Однажды барон приехал ко мне часу в десятом вечера.
– Ну что? – сказал он, садясь подле моей постели. – Как ты себя чувствовал?
– Я совершенно здоров, и если б только мог ступать на ногу…
– А ты все еще не можешь?
– Не могу.
– Прошу покорно!.. Ну, если это продолжится еще месяца два?..
– Два месяца? Что ты! Я с тоски умру.
– И, полно, не умрешь! Ты очень великодушно переносишь это несчастье, но бедная Надина!.. Начинаю за нее бояться, она так исхудала, что на себя не походит. Как эта женщина тебя любит!
– Послушай, барон! – прервал я. – Что тебе за охота говорить беспрестанно об этой любви, которую я не должен да и не могу разделить, не потому, чтоб я считал это за какое-нибудь ужасное преступление, – прибавил я, заметив насмешливую улыбку барона, – о, нет! Но ты знаешь, чего я боюсь.
– Ты боишься пустяков, мой друг. Да неужели ты в самом деле думаешь, что разведешь Днепровского с женою? Какой вздор! Надина женщина умная, она знает, чего требует от нас общество. Обманывай мужа сколько хочешь, только живи с ним вместе.
– А если наконец этот муж догадается…
– Что жена его любит другого? Да, это может случиться, если ты долго не будешь видеться с Надиною.

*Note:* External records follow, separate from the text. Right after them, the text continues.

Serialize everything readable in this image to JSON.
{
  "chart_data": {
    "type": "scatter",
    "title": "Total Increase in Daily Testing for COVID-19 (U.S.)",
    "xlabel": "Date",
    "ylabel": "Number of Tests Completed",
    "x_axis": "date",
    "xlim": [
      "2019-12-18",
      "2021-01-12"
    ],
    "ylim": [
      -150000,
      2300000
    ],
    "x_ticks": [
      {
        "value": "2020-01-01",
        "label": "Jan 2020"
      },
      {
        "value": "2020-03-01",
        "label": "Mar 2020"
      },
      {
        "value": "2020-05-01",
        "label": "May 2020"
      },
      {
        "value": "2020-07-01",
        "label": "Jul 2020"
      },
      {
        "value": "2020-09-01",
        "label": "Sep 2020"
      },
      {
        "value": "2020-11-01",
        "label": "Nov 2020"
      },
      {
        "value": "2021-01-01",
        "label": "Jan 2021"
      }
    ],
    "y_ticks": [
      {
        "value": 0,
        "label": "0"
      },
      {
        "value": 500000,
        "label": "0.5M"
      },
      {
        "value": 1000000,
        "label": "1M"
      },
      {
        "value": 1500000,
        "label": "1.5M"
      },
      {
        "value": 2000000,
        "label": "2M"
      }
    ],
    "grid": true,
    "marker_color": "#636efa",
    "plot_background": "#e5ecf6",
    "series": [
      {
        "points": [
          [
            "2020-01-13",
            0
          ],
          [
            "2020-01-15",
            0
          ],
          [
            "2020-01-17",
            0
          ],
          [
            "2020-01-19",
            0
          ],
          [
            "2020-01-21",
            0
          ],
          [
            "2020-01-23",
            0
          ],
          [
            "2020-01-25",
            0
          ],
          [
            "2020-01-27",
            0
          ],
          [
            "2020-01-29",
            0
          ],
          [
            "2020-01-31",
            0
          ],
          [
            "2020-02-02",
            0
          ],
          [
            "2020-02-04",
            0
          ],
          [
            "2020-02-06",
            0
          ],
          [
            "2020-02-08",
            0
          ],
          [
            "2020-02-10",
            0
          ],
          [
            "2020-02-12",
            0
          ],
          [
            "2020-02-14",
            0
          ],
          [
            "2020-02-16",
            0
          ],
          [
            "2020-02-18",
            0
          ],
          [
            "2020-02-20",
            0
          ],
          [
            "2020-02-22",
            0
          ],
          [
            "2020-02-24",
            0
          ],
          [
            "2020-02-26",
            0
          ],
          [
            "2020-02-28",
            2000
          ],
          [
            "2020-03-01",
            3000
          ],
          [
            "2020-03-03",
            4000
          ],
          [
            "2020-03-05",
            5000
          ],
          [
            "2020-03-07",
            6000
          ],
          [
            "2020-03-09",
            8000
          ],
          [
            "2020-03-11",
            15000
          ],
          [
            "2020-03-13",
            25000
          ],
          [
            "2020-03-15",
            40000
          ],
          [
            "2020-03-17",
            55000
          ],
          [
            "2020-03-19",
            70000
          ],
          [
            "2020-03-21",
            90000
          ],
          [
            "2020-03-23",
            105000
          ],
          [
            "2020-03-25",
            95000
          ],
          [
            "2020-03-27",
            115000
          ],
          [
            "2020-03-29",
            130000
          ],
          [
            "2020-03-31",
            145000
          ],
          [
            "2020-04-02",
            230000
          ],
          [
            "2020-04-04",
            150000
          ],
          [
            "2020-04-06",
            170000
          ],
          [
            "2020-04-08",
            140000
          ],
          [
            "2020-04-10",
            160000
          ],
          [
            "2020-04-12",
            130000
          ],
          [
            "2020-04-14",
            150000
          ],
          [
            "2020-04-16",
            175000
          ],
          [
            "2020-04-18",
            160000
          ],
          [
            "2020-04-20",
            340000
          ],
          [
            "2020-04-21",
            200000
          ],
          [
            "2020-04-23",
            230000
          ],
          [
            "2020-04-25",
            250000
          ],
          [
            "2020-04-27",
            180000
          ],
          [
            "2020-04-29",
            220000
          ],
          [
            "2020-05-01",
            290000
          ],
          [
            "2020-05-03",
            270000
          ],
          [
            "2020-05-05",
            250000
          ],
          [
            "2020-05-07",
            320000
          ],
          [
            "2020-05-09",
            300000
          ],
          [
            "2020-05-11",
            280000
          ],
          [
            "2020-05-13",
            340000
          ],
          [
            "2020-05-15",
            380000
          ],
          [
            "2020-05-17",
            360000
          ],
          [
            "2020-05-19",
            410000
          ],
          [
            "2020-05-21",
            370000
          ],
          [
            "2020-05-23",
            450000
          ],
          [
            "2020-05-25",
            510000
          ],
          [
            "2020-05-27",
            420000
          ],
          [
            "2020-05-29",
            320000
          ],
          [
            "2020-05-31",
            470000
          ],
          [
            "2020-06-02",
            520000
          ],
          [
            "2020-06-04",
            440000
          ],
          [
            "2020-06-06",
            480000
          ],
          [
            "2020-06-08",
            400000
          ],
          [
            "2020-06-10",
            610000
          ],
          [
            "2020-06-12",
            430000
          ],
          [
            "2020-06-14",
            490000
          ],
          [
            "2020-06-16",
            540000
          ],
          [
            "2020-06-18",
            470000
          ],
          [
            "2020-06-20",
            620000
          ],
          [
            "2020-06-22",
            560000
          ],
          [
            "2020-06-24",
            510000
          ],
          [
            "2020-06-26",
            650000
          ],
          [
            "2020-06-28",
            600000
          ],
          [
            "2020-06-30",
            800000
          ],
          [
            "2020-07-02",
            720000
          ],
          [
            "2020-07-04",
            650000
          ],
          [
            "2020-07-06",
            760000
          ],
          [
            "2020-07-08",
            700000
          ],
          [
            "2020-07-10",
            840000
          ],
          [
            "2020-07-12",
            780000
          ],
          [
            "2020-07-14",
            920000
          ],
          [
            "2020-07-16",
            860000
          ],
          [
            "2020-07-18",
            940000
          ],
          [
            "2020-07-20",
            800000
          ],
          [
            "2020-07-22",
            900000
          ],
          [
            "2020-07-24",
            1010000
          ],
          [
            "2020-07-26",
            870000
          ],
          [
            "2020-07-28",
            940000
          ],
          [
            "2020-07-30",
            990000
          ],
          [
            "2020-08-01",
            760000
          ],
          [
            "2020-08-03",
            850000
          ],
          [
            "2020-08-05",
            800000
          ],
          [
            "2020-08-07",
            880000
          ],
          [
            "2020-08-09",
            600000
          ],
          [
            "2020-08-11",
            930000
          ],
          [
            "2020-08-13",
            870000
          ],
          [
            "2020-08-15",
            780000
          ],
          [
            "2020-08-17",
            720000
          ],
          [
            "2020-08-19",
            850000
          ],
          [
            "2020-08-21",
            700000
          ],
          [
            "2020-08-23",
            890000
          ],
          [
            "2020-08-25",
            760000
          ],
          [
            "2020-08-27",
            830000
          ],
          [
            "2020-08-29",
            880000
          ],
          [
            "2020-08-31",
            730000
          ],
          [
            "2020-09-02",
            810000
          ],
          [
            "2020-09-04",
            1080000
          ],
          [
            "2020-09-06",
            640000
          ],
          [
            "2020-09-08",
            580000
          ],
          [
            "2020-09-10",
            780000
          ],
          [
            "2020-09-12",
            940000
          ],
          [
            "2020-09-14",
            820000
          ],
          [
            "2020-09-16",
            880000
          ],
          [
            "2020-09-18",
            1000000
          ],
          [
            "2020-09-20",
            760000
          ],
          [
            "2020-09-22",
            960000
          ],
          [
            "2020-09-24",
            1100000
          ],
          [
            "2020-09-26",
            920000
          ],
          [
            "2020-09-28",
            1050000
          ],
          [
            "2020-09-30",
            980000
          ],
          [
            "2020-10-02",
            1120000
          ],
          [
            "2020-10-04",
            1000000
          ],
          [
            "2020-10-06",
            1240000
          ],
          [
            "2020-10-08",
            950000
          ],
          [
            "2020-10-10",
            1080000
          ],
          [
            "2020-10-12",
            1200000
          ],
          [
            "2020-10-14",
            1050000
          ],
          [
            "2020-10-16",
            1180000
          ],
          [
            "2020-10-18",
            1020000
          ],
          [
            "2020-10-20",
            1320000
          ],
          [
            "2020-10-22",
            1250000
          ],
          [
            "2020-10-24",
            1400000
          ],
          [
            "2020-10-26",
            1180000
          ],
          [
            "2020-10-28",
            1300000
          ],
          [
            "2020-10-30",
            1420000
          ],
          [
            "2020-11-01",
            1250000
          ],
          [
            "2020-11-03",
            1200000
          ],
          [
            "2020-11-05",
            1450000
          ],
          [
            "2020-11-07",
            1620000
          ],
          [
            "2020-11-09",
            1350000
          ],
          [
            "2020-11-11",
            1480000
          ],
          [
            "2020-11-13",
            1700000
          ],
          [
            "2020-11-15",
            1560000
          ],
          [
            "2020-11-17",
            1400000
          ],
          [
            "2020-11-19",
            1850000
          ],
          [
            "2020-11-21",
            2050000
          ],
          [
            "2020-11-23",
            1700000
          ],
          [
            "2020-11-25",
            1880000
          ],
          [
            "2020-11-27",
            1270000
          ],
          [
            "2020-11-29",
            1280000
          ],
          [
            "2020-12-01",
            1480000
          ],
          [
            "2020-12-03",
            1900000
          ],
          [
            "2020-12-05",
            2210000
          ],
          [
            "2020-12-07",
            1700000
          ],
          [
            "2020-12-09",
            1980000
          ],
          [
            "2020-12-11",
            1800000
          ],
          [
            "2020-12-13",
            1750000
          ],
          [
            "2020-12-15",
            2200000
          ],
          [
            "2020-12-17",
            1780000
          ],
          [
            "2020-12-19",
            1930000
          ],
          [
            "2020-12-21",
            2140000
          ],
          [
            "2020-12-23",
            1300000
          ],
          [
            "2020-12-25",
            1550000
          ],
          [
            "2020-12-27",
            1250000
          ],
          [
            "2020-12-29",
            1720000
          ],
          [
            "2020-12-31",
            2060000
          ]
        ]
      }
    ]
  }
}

– Помилуй, барон! Мне кажется, что лучшее средство…
– Заставить влюбленную женщину наделать тысячу глупостей? Да, мой друг! Помнишь ли ты, что было в маскараде?..
– Как не помнить! Я никогда не забуду, с какой наглостью и бесстыдством этот князь Двинский…
– Ну, так подумай хорошенько! Что, если бы ты некстати погорячился да наговорил дерзостей князю…
– Так что ж?
– Как что? Беда! Публичная ссора, скверная история дуэль. Что, ты думаешь, Двинский стал бы молчать? Нет, душенька! На другой же день вся Москва заговорила бы, что ты в интриге с Днепровской: ведь ты дрался за нее с князем. Нашлись бы добрые люди, написали бы к вам в губернию, и тогда ступай, уверяй своего опекуна, что ты ни в чем не виноват, что ты не хотел и даже не думал встретиться с Днепровской в маскараде, – поверит он тебе! Теперь скажи мне: неужели Надина, эта умная, знающая все приличия женщина, решилась бы переодеваться, бегать за тобою в маскараде и подвергать себя явной опасности, когда могла бы преспокойно видеться с тобою у себя дома?
– Да, это правда.
– Вот то-то и есть, любезный друг! Ну, не лучше ли для тебя быть в самом деле виноватым, но так, чтоб никто не знал об этом, чем без всякой вины прослыть любовником Днепровской? Поверь моей опытности, Александр Михайлович: если ты хочешь, чтоб эта страсть оставалась для всех тайною, по крайней мере, до твоей свадьбы, так не приводив отчаяние эту бедную Надину. Ты не можешь себе представить, каких дурачеств готова наделать самая умная женщина, когда вовсе потеряет голову, а это с ней непременно случится: она привыкла тебя видеть каждый день, и вот уже скоро две недели…
– Но что ж мне делать? Ты видишь, я не могу к ней ехать.
– А кто мешает тебе с нею переписываться?
– Переписываться? Что ты, барон?
– А что? Страшно? Ах ты ребенок, ребенок! Да и чего ты боишься? Разве я говорю тебе, чтоб ты писал к ней любовные письма? Пиши что хочешь, только пиши: а если б тебе и случилось иногда обмолвиться ласковым словцом, так что ж? Большая беда!